The Tuolumne County Board of Supervisors last week took a positive step in development of a new law and justice center off Old Wards Ferry Road in Sonora.
To include a juvenile hall, a new jail, offices for the district attorney and public defender, a larger Highway Patrol headquarters and a civil and criminal courthouse, the project is badly needed. Studies ranging back nearly two decades have warned that present offices are inadequate and, more recently, several grand juries have urged action. Last month the Planning Commission — after hearing from the DA, the chief probation officer, the county sheriff and Sonora’s chief of police — endorsed the project.
Certification of the environmental impact report and approval of the required general plan amendment and rezonings, as recommended by County Administrator Craig Pedro, seemed the obvious course of action for supervisors.
So it was disappointing last week’s vote was not unanimous. Had dissenting board members Teri Murrison and John Gray persuaded just one more supervisor to join them, the law and justice center project would have gone back to square one. The Gardella family-owned Old Wards Ferry Road property would have been off the table, immediately saving the county some $4.1 million ($100,000 in “earnest money” would have been lost).
The savings, however, would have been short lived: Because the county’s proposed 30-bed juvenile detention facility would suddenly be without a site, the state would likely pull the $16 million in construction funds it promised last spring. Winning the money back would prove difficult if not impossible.
Then, a time-consuming search for a new law and justice center site — or many separate sites for its various components — would begin. Next would come a new EIR and, perhaps, opponents of the new location.
Much of the work would be repetitious, as Pedro and other county officials put a high priority on finding a centrally located site where neighbors would not complain.
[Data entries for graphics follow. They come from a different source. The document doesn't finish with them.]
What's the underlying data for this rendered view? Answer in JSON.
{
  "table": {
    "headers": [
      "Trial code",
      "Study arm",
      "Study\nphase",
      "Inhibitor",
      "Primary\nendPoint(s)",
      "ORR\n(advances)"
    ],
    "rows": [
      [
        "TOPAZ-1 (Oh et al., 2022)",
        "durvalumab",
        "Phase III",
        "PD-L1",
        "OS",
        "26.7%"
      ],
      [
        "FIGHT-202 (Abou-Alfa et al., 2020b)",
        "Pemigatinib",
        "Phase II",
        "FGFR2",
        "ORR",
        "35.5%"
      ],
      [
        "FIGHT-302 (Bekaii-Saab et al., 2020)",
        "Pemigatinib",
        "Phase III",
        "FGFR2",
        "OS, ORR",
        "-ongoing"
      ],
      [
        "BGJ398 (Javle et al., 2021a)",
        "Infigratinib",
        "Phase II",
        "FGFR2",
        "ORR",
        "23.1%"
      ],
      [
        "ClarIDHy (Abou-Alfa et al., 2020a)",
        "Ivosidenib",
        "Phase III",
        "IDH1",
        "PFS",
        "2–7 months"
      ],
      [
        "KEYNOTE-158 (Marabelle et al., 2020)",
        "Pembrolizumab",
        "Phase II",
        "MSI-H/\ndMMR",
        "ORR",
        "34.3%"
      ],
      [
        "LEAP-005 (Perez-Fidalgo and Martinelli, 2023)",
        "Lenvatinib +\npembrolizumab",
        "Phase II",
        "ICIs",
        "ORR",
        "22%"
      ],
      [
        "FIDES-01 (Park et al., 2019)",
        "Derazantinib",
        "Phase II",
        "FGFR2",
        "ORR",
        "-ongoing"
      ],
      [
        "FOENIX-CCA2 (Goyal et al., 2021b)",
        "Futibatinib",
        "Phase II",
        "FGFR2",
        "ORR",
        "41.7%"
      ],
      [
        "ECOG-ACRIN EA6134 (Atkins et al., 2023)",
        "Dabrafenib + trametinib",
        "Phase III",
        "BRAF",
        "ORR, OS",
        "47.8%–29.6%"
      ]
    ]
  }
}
Meanwhile, the clock would continue ticking, land and building prices would climb and existing facilities would continue to deteriorate.
Even the dissenting supervisors agree that the county’s present and widely scattered law and justice buildings and offices are cramped, antiquated and inefficient. Parking, communication and access problems that have plagued these offices for years would only worsen if nothing is done.
Many are concerned with the project’s estimated $253 million price tag, an otherworldly sum in these recession days.
But consider this: Pedro estimates that the state — because of the juvenile hall grant, jail construction funds, Sacramento’s responsibility for the courts and other funding — will cover at least $163 million of tab.
It’s important to remember that this significant, much-needed public works project is to be built over a long period of time as funding becomes available. We already know that the state would cover all of the courts building and the CHP headquarters costs, and nearly three-quarters of the juvenile hall price tag. As time goes on, more state and federal funds may well be available for other parts of the center, particularly the jail.
This massive infusion of state dollars will be of great benefit to our local economy, as the positive effect of construction dollars in any community is well documented.
As CAO Pedro told the board: “The need for the project is real. The property site is the right one — with no viable alternatives. The project can and will be responsibly funded over an extended period of time.”
The next step will be an architectural design phase, which may take from 12 to 18 months. We salute county administrators and department heads for successfully bringing this beneficial project this far and staying focused on the ultimate goal.
The issue is clear; the need is compelling. We commend Supervisors Dick Pland, Liz Bass and Paolo Maffei for exercising the vision, foresight and leadership for the long-term benefit and interest of Tuolumne County.